Evening view of people walking through outside corridor.

Wilsons – HMRC unable to obtain law firm's records

04 February 2019.

In Wilsons Solicitors LLP v HMRC [2018] UKFTT 627 (TC), the First-tier Tribunal (FTT) has held that the obligation to keep records under the Money Laundering Regulations 2007 (MLR) does not make a law firm a relevant data-holder for the purposes of HMRC's data-gathering powers.

Background

Schedule 23, Finance Act 2011 (Schedule 23) enables HMRC to require a relevant data holder to provide it with certain information. 

Paragraph 17,  Schedule 23, provides that relevant data holders include those who maintain a "register" and defines register as including "any record or list that any other person is required or permitted to maintain". 

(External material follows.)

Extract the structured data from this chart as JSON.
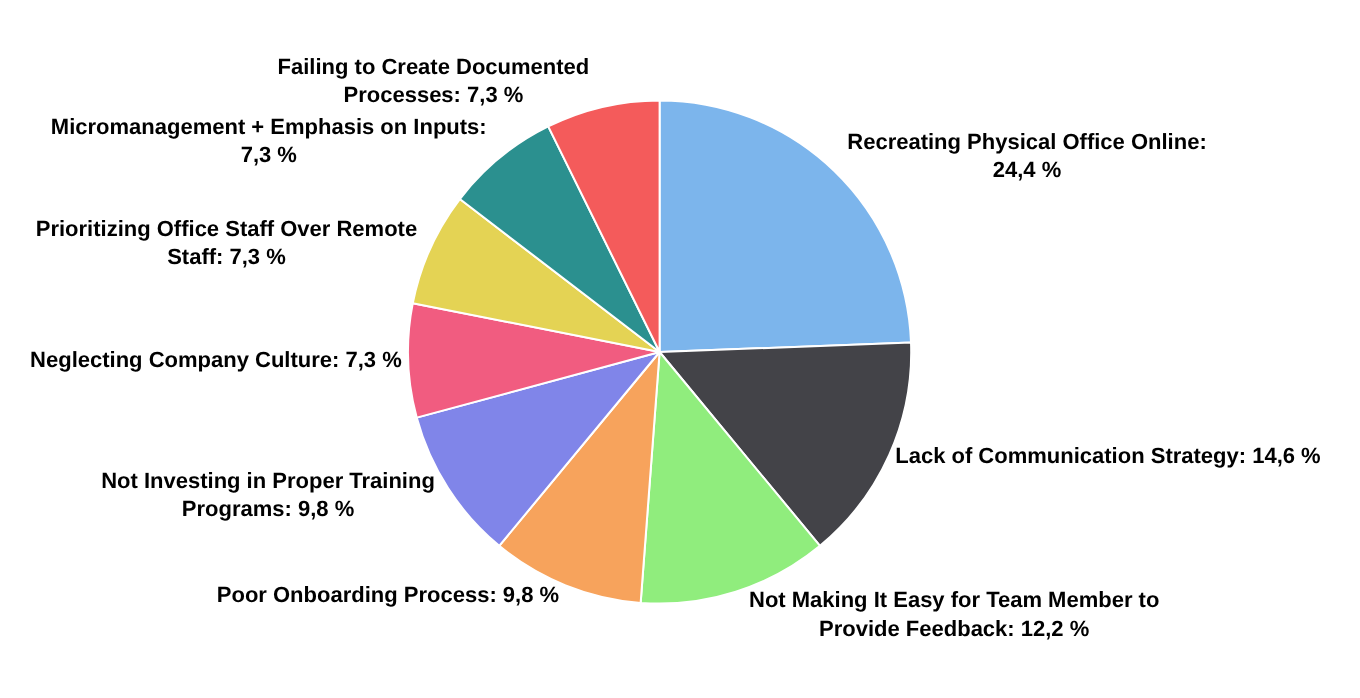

HMRC's view was that as solicitors are under a duty to keep records under the MLR, they maintain a register, for the purposes of paragraph 17, Schedule 23.   

HMRC required certain information from Wilsons Solicitors LLP (Wilsons), which related to its clients who sought advice in relation to offshore structures. HMRC issued a notice to Wilsons under paragraph 1, Schedule 23 (the Notice), requesting details of beneficial owners of offshore companies and persons who had beneficial interests in offshore partnerships.

Wilsons appealed the Notice. 

FTT decision

The appeal was allowed. 

The issue for the FTT to determine was whether the requirement under the MLR for Wilsons to keep copies of documents in relation to the identity of its clients and evidencing the purpose and nature of the business relationship meant that Wilsons was a relevant data holder for the purposes of Schedule 23.

The appeal turned on whether Wilsons was a person by whom a "register" was maintained. 

The FTT disagreed with HMRC's submission that the singular term "register" equates to the plural term "records". A person who keeps records is not a relevant data-holder unless each record is an individual register. In the view of the FTT, records kept in accordance with the MLR were not individual registers because they were not "maintained", which the FTT considered meant kept up-to-date and altered over time. Records kept under the MLR were required to be preserved unaltered, with further records potentially added.

Accordingly, the FTT concluded that the MLR does not require law firms to maintain a register and they are not therefore a relevant data holder for the purposes of Schedule 23. 

Comment 

This decision is to be welcomed. Had the FTT agreed with HMRC, all law firms would be relevant data holders and liable to receive notices under Schedule 23. HMRC had issued ten law firms with 'test' notices, with the intention of issuing similar notices to other law firms. Presumably, following this decision, all such notices will be withdrawn.